Our first two weeks in Europe as we traipsed through Budapest, Paris, and London, we scheduled our own days, lingering and loitering with abandon. We squandered mornings, wandered through museums as long as we liked, and generally stayed out of reach of the clock’s little hands. When we locked the door of the London apartment, we left that life behind.
At London’s Euston Station, we abandoned our lackadaisical ways, forsook lingering and loitering, and took the vow of obedience that joining a tour requires.
Becoming a tour-ist is like joining a cult. You must agree to obey the rules (“Carry these papers with you at all times and don’t lose your tickets.”), be on time (“Or we may have to leave without you.”), eat when you are told to eat (“You have one hour.”), drink when you are told to drink (“Is this koolaid?”), and cheerfully donate all of your money to the group (“We take Visa, Mastercard, or your firstborn.”)

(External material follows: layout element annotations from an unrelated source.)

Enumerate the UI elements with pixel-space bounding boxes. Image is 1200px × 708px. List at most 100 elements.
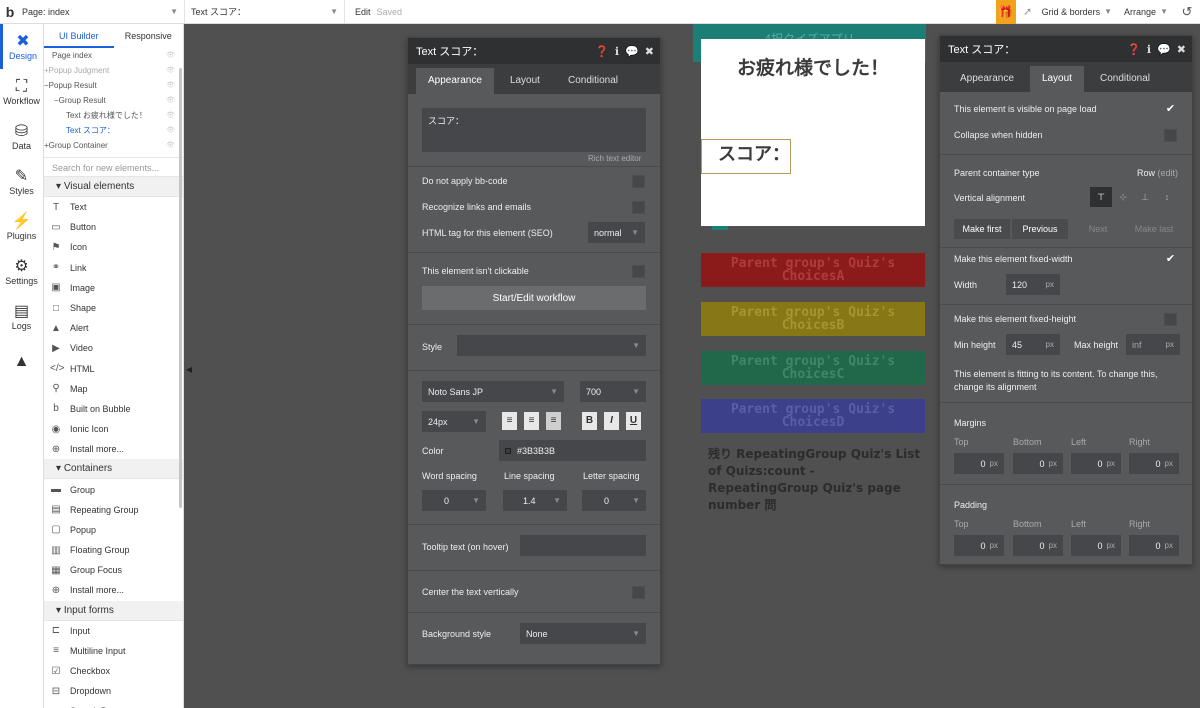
margin-left-input[interactable]: 0 px <box>1071 453 1121 474</box>
palette-item[interactable]: ▲ Alert <box>44 318 183 338</box>
nav-plugins[interactable]: ⚡ Plugins <box>0 204 43 249</box>
choice-b-button[interactable]: Parent group's Quiz's ChoicesB <box>701 302 925 336</box>
bold-icon[interactable]: B <box>582 412 597 430</box>
align-center-icon[interactable]: ≡ <box>524 412 539 430</box>
gift-icon[interactable]: 🎁 <box>995 0 1016 24</box>
tree-row[interactable]: +Group Container 👁 <box>44 138 183 153</box>
parent-type-edit-link[interactable]: (edit) <box>1158 168 1179 178</box>
close-icon[interactable]: ✖ <box>1177 43 1186 56</box>
align-bottom-icon[interactable]: ⊥ <box>1134 187 1156 207</box>
choice-c-button[interactable]: Parent group's Quiz's ChoicesC <box>701 351 925 385</box>
palette-item[interactable]: ▣ Image <box>44 278 183 298</box>
palette-item[interactable]: b Built on Bubble <box>44 399 183 419</box>
margin-top-input[interactable]: 0 px <box>954 453 1004 474</box>
palette-item[interactable]: </> HTML <box>44 359 183 379</box>
align-left-icon[interactable]: ≡ <box>502 412 517 430</box>
popup-title-text[interactable]: お疲れ様でした！ <box>701 53 925 80</box>
make-last-button[interactable]: Make last <box>1126 219 1182 239</box>
help-icon[interactable]: ❓ <box>1127 43 1141 56</box>
tab-ui-builder[interactable]: UI Builder <box>44 24 114 48</box>
tree-row[interactable]: −Group Result 👁 <box>44 93 183 108</box>
collapse-hidden-checkbox[interactable] <box>1164 129 1177 142</box>
nav-styles[interactable]: ✎ Styles <box>0 159 43 204</box>
palette-item[interactable]: ▥ Floating Group <box>44 540 183 560</box>
popup-result[interactable]: お疲れ様でした！ スコア： <box>701 39 925 226</box>
align-middle-icon[interactable]: ⊹ <box>1112 187 1134 207</box>
line-spacing-dropdown[interactable]: 1.4 ▼ <box>503 490 567 511</box>
padding-right-input[interactable]: 0 px <box>1129 535 1179 556</box>
palette-item[interactable]: ≡ Multiline Input <box>44 641 183 661</box>
palette-item[interactable]: T Text <box>44 197 183 217</box>
background-style-dropdown[interactable]: None ▼ <box>520 623 646 644</box>
info-icon[interactable]: ℹ <box>615 45 619 58</box>
eye-icon[interactable]: 👁 <box>166 93 175 108</box>
no-bbcode-checkbox[interactable] <box>632 175 645 188</box>
palette-item[interactable]: ⊟ Dropdown <box>44 681 183 701</box>
tab-conditional[interactable]: Conditional <box>1088 66 1162 92</box>
choice-d-button[interactable]: Parent group's Quiz's ChoicesD <box>701 399 925 433</box>
italic-icon[interactable]: I <box>604 412 619 430</box>
color-picker[interactable]: #3B3B3B <box>499 440 646 461</box>
eye-icon[interactable]: 👁 <box>166 138 175 153</box>
undo-icon[interactable]: ↺ <box>1174 4 1200 20</box>
pointer-icon[interactable]: ➚ <box>1020 5 1036 18</box>
eye-icon[interactable]: 👁 <box>166 48 175 63</box>
nav-data[interactable]: ⛁ Data <box>0 114 43 159</box>
info-icon[interactable]: ℹ <box>1147 43 1151 56</box>
tree-row[interactable]: +Popup Judgment 👁 <box>44 63 183 78</box>
palette-item[interactable]: ▢ Popup <box>44 520 183 540</box>
tab-layout[interactable]: Layout <box>498 68 552 94</box>
close-icon[interactable]: ✖ <box>645 45 654 58</box>
underline-icon[interactable]: U <box>626 412 641 430</box>
palette-item[interactable]: ▤ Repeating Group <box>44 500 183 520</box>
palette-item[interactable]: ⚭ Link <box>44 258 183 278</box>
max-height-input[interactable]: inf px <box>1126 334 1180 355</box>
start-edit-workflow-button[interactable]: Start/Edit workflow <box>422 286 646 310</box>
tree-row[interactable]: Text スコア： 👁 <box>44 123 183 138</box>
padding-bottom-input[interactable]: 0 px <box>1013 535 1063 556</box>
margin-right-input[interactable]: 0 px <box>1129 453 1179 474</box>
bubble-logo[interactable]: b <box>0 4 20 20</box>
comment-icon[interactable]: 💬 <box>625 45 639 58</box>
not-clickable-checkbox[interactable] <box>632 265 645 278</box>
margin-bottom-input[interactable]: 0 px <box>1013 453 1063 474</box>
palette-item[interactable]: ⊕ Install more... <box>44 580 183 600</box>
font-size-dropdown[interactable]: 24px ▼ <box>422 411 486 432</box>
width-input[interactable]: 120 px <box>1006 274 1060 295</box>
collapse-palette-icon[interactable]: ◀ <box>184 360 194 380</box>
tab-conditional[interactable]: Conditional <box>556 68 630 94</box>
nav-bubble[interactable]: ▲ <box>0 339 43 384</box>
palette-item[interactable]: ⌕Search Box <box>44 701 183 708</box>
font-weight-dropdown[interactable]: 700 ▼ <box>580 381 646 402</box>
tab-appearance[interactable]: Appearance <box>948 66 1026 92</box>
word-spacing-dropdown[interactable]: 0 ▼ <box>422 490 486 511</box>
tree-row[interactable]: Page index 👁 <box>44 48 183 63</box>
next-button[interactable]: Next <box>1070 219 1126 239</box>
palette-item[interactable]: ▶ Video <box>44 338 183 358</box>
page-selector[interactable]: Page: index ▼ <box>20 0 185 23</box>
align-top-icon[interactable]: ⊤ <box>1090 187 1112 207</box>
selected-score-element[interactable]: スコア： <box>701 139 791 174</box>
element-search-input[interactable]: Search for new elements... <box>44 157 183 177</box>
panel-header[interactable]: Text スコア： ❓ ℹ 💬 ✖ <box>940 36 1192 62</box>
nav-design[interactable]: ✖ Design <box>0 24 43 69</box>
rich-text-editor-link[interactable]: Rich text editor <box>588 154 641 163</box>
padding-left-input[interactable]: 0 px <box>1071 535 1121 556</box>
edit-menu[interactable]: Edit <box>345 7 377 17</box>
grid-borders-menu[interactable]: Grid & borders ▼ <box>1036 7 1118 17</box>
palette-item[interactable]: ▦ Group Focus <box>44 560 183 580</box>
tooltip-input[interactable] <box>520 535 646 556</box>
help-icon[interactable]: ❓ <box>595 45 609 58</box>
visible-on-load-checkbox[interactable]: ✔ <box>1164 103 1177 116</box>
comment-icon[interactable]: 💬 <box>1157 43 1171 56</box>
category-visual-elements[interactable]: ▾ Visual elements <box>44 177 183 197</box>
palette-scrollbar[interactable] <box>179 68 182 508</box>
eye-icon[interactable]: 👁 <box>166 63 175 78</box>
make-first-button[interactable]: Make first <box>954 219 1010 239</box>
element-selector[interactable]: Text スコア： ▼ <box>185 0 345 23</box>
palette-item[interactable]: ▬ Group <box>44 479 183 499</box>
panel-header[interactable]: Text スコア： ❓ ℹ 💬 ✖ <box>408 38 660 64</box>
align-right-icon[interactable]: ≡ <box>546 412 561 430</box>
tree-row[interactable]: −Popup Result 👁 <box>44 78 183 93</box>
nav-logs[interactable]: ▤ Logs <box>0 294 43 339</box>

The cult we chose was Railtours Ireland. As far as cults go (and this one goes all over Ireland and back), they’re a good one. A yellow-vested representative met us at Euston station in London, handed us the information packet and tickets, and remained with us until the train left the station for Holyhead in North Wales. We saw beautiful scenery along the way, so I took a picture of a red sign. Sadly, our train did not stop at Llanfairpwilgwyngyllgogerychwyrndrobwillantysiliogogogoch Station, one of the longest place names in the world: Welsh for “St. Mary’s Church in the hollow of the white hazel near the rapid whirlpool and the church of St. Tysilio with a red cave.” (Amaze your friends by learning to pronounce it.) More sadly, the place name is not authentic Welsh, but a ploy to draw tourists to the place. And most sadly of all, this station really has nothing to do with my trip to Europe but does support my contention that the Internet should be called the worldwide warren because once you enter in, you find yourself heading down rabbit trail after rabbit trail.

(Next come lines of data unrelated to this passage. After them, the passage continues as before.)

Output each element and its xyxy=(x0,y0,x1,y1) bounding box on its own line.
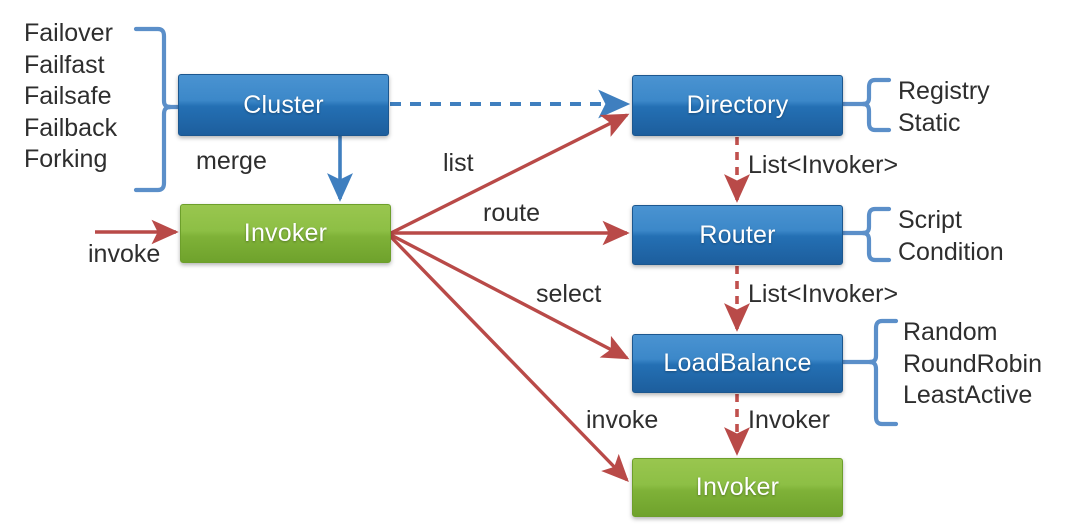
diagram-canvas: Cluster Invoker Directory Router LoadBal… xyxy=(0,0,1080,526)
left-brace-icon xyxy=(133,26,182,193)
list-item-static: Static xyxy=(898,108,961,137)
edge-label-route: route xyxy=(483,199,540,227)
node-directory[interactable]: Directory xyxy=(632,75,843,136)
list-item-random: Random xyxy=(903,318,998,346)
node-router[interactable]: Router xyxy=(632,205,843,265)
directory-impl-list: Registry Static xyxy=(898,76,990,139)
brace-router-icon xyxy=(840,206,892,263)
list-item-registry: Registry xyxy=(898,77,990,105)
left-brace-list: Failover Failfast Failsafe Failback Fork… xyxy=(24,18,117,176)
node-loadbalance[interactable]: LoadBalance xyxy=(632,334,843,393)
router-impl-list: Script Condition xyxy=(898,205,1004,268)
edge-label-invoker-result: Invoker xyxy=(748,406,830,434)
list-item-failover: Failover xyxy=(24,19,113,47)
edge-invoke-out xyxy=(389,235,629,482)
list-item-failback: Failback xyxy=(24,113,118,142)
list-item-forking: Forking xyxy=(24,145,108,173)
edge-label-invoke-out: invoke xyxy=(586,406,659,434)
edge-label-invoke-in: invoke xyxy=(88,240,161,268)
list-item-script: Script xyxy=(898,206,962,234)
list-item-failfast: Failfast xyxy=(24,50,105,79)
node-cluster[interactable]: Cluster xyxy=(178,74,389,136)
edge-label-merge: merge xyxy=(196,147,267,175)
brace-loadbalance-icon xyxy=(840,318,899,427)
edge-label-list-invoker-2: List<Invoker> xyxy=(748,280,899,308)
node-invoker-out[interactable]: Invoker xyxy=(632,458,843,517)
list-item-leastactive: LeastActive xyxy=(903,381,1033,409)
list-item-failsafe: Failsafe xyxy=(24,82,112,110)
edge-label-list-invoker-1: List<Invoker> xyxy=(748,151,899,179)
edge-label-list: list xyxy=(443,149,474,177)
brace-directory-icon xyxy=(840,77,892,133)
list-item-condition: Condition xyxy=(898,237,1004,266)
edge-label-select: select xyxy=(536,280,602,308)
list-item-roundrobin: RoundRobin xyxy=(903,349,1042,378)
node-invoker-left[interactable]: Invoker xyxy=(180,204,391,263)
loadbalance-impl-list: Random RoundRobin LeastActive xyxy=(903,317,1042,412)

At Holyhead we boarded the Ulysses (Largest ferry in the world!), reportedly decorated according to James Joyce’s book of the same name. If you’re like me, and I’m sorry if you are, you’re thinking, “What a novel idea.” We got on the ferry with what seemed like thousands of English tourists eager to celebrate the Queen’s Diamond Jubilee by going to Dublin, where it wasn’t celebrated.
When the ferry docked in Dublin Port, we followed the crowds down six or seven floors where the cars were parked. It took us that many floors to realize (1) we could not exit that way, and (2) we didn’t have a car. Going up the down staircase does little to foster good will and gives American tourists a bad name, so we excused ourselves saying, “Sorry, we’re from Canada.” (Note to Canadian readers: Just kidding! We excused ourselves with an accent and said we were British. Note to British readers: Sorry.)
Another yellow-vested tour guide kindly met us when we de-shipped and took us to our hotel. After settling in, we noticed it was past time for our repast, so we put on warmer clothing, activated our push-button umbrellas, and took the tram downtown in search of a restaurant. We discovered 101 Talbot and had the best appetizer ever: an organic hen’s egg with broccoli and some kind of wonderful lick-worthy sauce, that made me rue my slavish obedience to the rules of polite behavior. Some plates were meant to be licked. Both of our entrees included potatoes cooked in duck fat, which for some reason creates a picture in my head of Robin yelling at Batman as an oily criminal lobs lard bombs, “Duck! Fat!”
Our official rail tour would not begin until Monday. We arrived in Dublin on a Saturday, which left us Sunday to see some of Dublin. The tour package included a pass for the Hop On, Hop Off bus, so before I went to bed I read through the brochure and selected the one stop where we had to hop off. No matter what.